Yesterday Mr. Peyroney set off from this, who I hope will also meet with your Honour’s approbation and indulgence, as his behaviour has merited a reward from his Country (such he looks upon this to be). Mr. Campbell arriv’d Yesterday, after appointing the Musters for the Northern Neck. I was not a little surprised to hear him say he was to have the Half of my Salary, especially when he at the same time gave me to understand he expected it was the half of the £70, exclusive of the £30 which he has for his two County’s, which is near a third of what I get for the whole 11 Countys—a great disproportion this.

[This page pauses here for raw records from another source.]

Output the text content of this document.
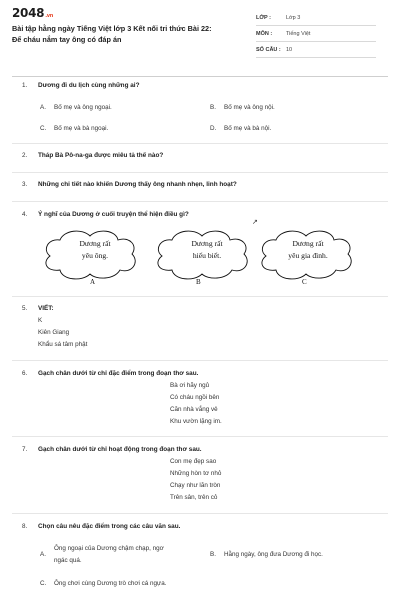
2048.vn
Bài tập hằng ngày Tiếng Việt lớp 3 Kết nối tri thức Bài 22:
Để cháu nắm tay ông có đáp án
LỚP :	Lớp 3
MÔN :	Tiếng Việt
SỐ CÂU : 10
1. Dương đi du lịch cùng những ai?
A. Bố mẹ và ông ngoại.	B. Bố mẹ và ông nội.
C. Bố mẹ và bà ngoại.	D. Bố mẹ và bà nội.
2. Tháp Bà Pô-na-ga được miêu tả thế nào?
3. Những chi tiết nào khiến Dương thấy ông nhanh nhẹn, linh hoạt?
4. Ý nghĩ của Dương ở cuối truyện thể hiện điều gì?
↗
Dương rất
yêu ông.
Dương rất
hiếu biết.
Dương rất
yêu gia đình.
A	B	C
5. VIẾT:
K
Kiên Giang
Khẩu sá tâm phật
6. Gạch chân dưới từ chỉ đặc điểm trong đoạn thơ sau.
Bà ơi hãy ngủ
Có cháu ngồi bên
Căn nhà vắng vẻ
Khu vườn lặng im.
7. Gạch chân dưới từ chỉ hoạt động trong đoạn thơ sau.
Con mẹ đẹp sao
Những hòn tơ nhỏ
Chạy như lăn tròn
Trên sân, trên cỏ
8. Chọn câu nêu đặc điểm trong các câu văn sau.
A.
Ông ngoại của Dương chậm chạp, ngơ
ngác quá.
B. Hằng ngày, ông đưa Dương đi học.
C. Ông chơi cùng Dương trò chơi cá ngựa.
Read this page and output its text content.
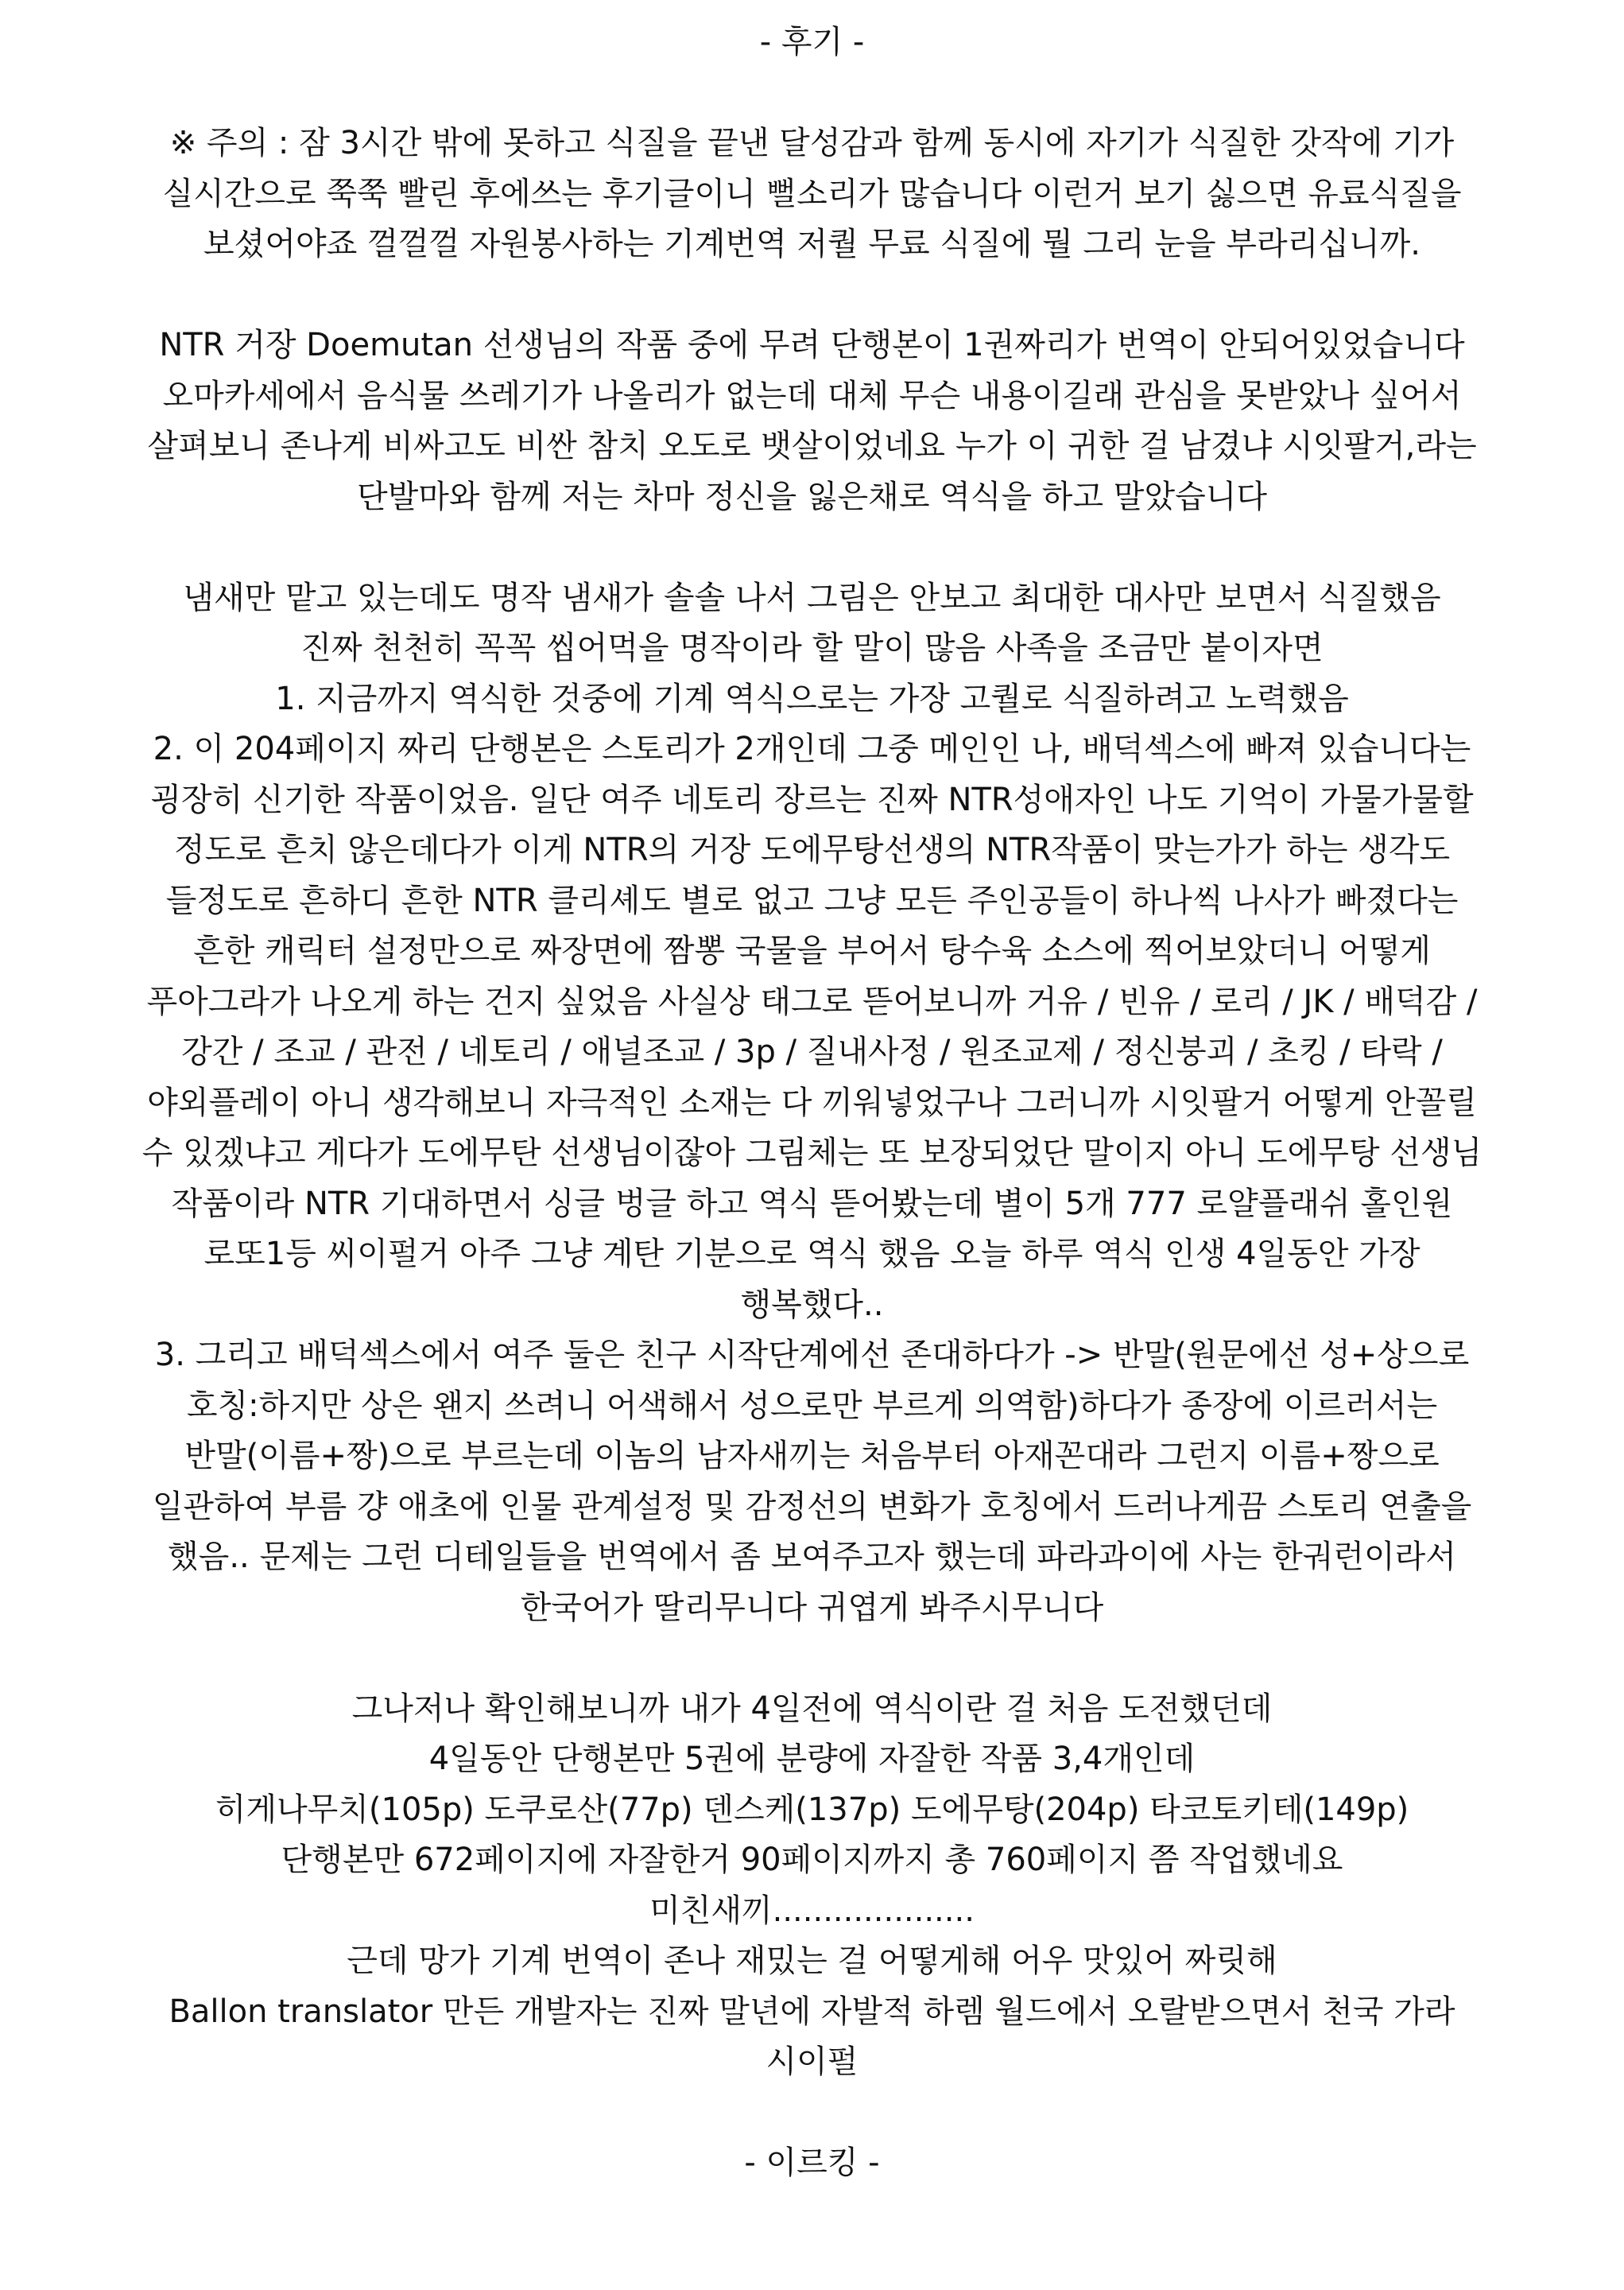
- 후기 -
※ 주의 : 잠 3시간 밖에 못하고 식질을 끝낸 달성감과 함께 동시에 자기가 식질한 갓작에 기가
실시간으로 쭉쭉 빨린 후에쓰는 후기글이니 뻘소리가 많습니다 이런거 보기 싫으면 유료식질을
보셨어야죠 껄껄껄 자원봉사하는 기계번역 저퀄 무료 식질에 뭘 그리 눈을 부라리십니까.
NTR 거장 Doemutan 선생님의 작품 중에 무려 단행본이 1권짜리가 번역이 안되어있었습니다
오마카세에서 음식물 쓰레기가 나올리가 없는데 대체 무슨 내용이길래 관심을 못받았나 싶어서
살펴보니 존나게 비싸고도 비싼 참치 오도로 뱃살이었네요 누가 이 귀한 걸 남겼냐 시잇팔거,라는
단발마와 함께 저는 차마 정신을 잃은채로 역식을 하고 말았습니다
냄새만 맡고 있는데도 명작 냄새가 솔솔 나서 그림은 안보고 최대한 대사만 보면서 식질했음
진짜 천천히 꼭꼭 씹어먹을 명작이라 할 말이 많음 사족을 조금만 붙이자면
1. 지금까지 역식한 것중에 기계 역식으로는 가장 고퀄로 식질하려고 노력했음
2. 이 204페이지 짜리 단행본은 스토리가 2개인데 그중 메인인 나, 배덕섹스에 빠져 있습니다는
굉장히 신기한 작품이었음. 일단 여주 네토리 장르는 진짜 NTR성애자인 나도 기억이 가물가물할
정도로 흔치 않은데다가 이게 NTR의 거장 도에무탕선생의 NTR작품이 맞는가가 하는 생각도
들정도로 흔하디 흔한 NTR 클리셰도 별로 없고 그냥 모든 주인공들이 하나씩 나사가 빠졌다는
흔한 캐릭터 설정만으로 짜장면에 짬뽕 국물을 부어서 탕수육 소스에 찍어보았더니 어떻게
푸아그라가 나오게 하는 건지 싶었음 사실상 태그로 뜯어보니까 거유 / 빈유 / 로리 / JK / 배덕감 /
강간 / 조교 / 관전 / 네토리 / 애널조교 / 3p / 질내사정 / 원조교제 / 정신붕괴 / 초킹 / 타락 /
야외플레이 아니 생각해보니 자극적인 소재는 다 끼워넣었구나 그러니까 시잇팔거 어떻게 안꼴릴
수 있겠냐고 게다가 도에무탄 선생님이잖아 그림체는 또 보장되었단 말이지 아니 도에무탕 선생님
작품이라 NTR 기대하면서 싱글 벙글 하고 역식 뜯어봤는데 별이 5개 777 로얄플래쉬 홀인원
로또1등 씨이펄거 아주 그냥 계탄 기분으로 역식 했음 오늘 하루 역식 인생 4일동안 가장
행복했다..
3. 그리고 배덕섹스에서 여주 둘은 친구 시작단계에선 존대하다가 -> 반말(원문에선 성+상으로
호칭:하지만 상은 왠지 쓰려니 어색해서 성으로만 부르게 의역함)하다가 종장에 이르러서는
반말(이름+짱)으로 부르는데 이놈의 남자새끼는 처음부터 아재꼰대라 그런지 이름+짱으로
일관하여 부름 걍 애초에 인물 관계설정 및 감정선의 변화가 호칭에서 드러나게끔 스토리 연출을
했음.. 문제는 그런 디테일들을 번역에서 좀 보여주고자 했는데 파라과이에 사는 한궈런이라서
한국어가 딸리무니다 귀엽게 봐주시무니다
그나저나 확인해보니까 내가 4일전에 역식이란 걸 처음 도전했던데
4일동안 단행본만 5권에 분량에 자잘한 작품 3,4개인데
히게나무치(105p) 도쿠로산(77p) 덴스케(137p) 도에무탕(204p) 타코토키테(149p)
단행본만 672페이지에 자잘한거 90페이지까지 총 760페이지 쯤 작업했네요
미친새끼....................
근데 망가 기계 번역이 존나 재밌는 걸 어떻게해 어우 맛있어 짜릿해
Ballon translator 만든 개발자는 진짜 말년에 자발적 하렘 월드에서 오랄받으면서 천국 가라
시이펄
- 이르킹 -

I hope your Honour gave Mr. Campbell no room to expect this, for I think it exceeding hard that I shou’d give so much more for a deputy than others, especially when the duty is much easier. For the Middle district, which has 10 Countys, Muse gives but £40. Colo. Thornton gives yet less for his, while I, by Mr. Campbell’s account, is to give £65 or at any Rate £50. I hope, if your Honour is kind enough to continue me in that office, You will not oblige me to give such an exorbitant allowance to a Person, who by all acc’t, knows nothing of the duty he has undertaken. I can get a Person whom I have taken great pains myself to teach, and who is perfectly acquainted with every part of the Service, to do the duty of the whole for the same that others give, and I shou’d be very glad for the sake of having the Countys kept in tolerable discipline, and for the favour of obliging me, your Honour, wou’d indulge me in this, as I will engage it shall turn more to the Public advantage, whose Interest I am certain from well founded Reasons, you espouse, preferable to that of private. I must again mention Mr. Frazier as a person we shall much need if Mr. Peyroney is promoted, as I hope he will [be].
[1 ]Probably William Wright, who was killed at Braddock’s defeat.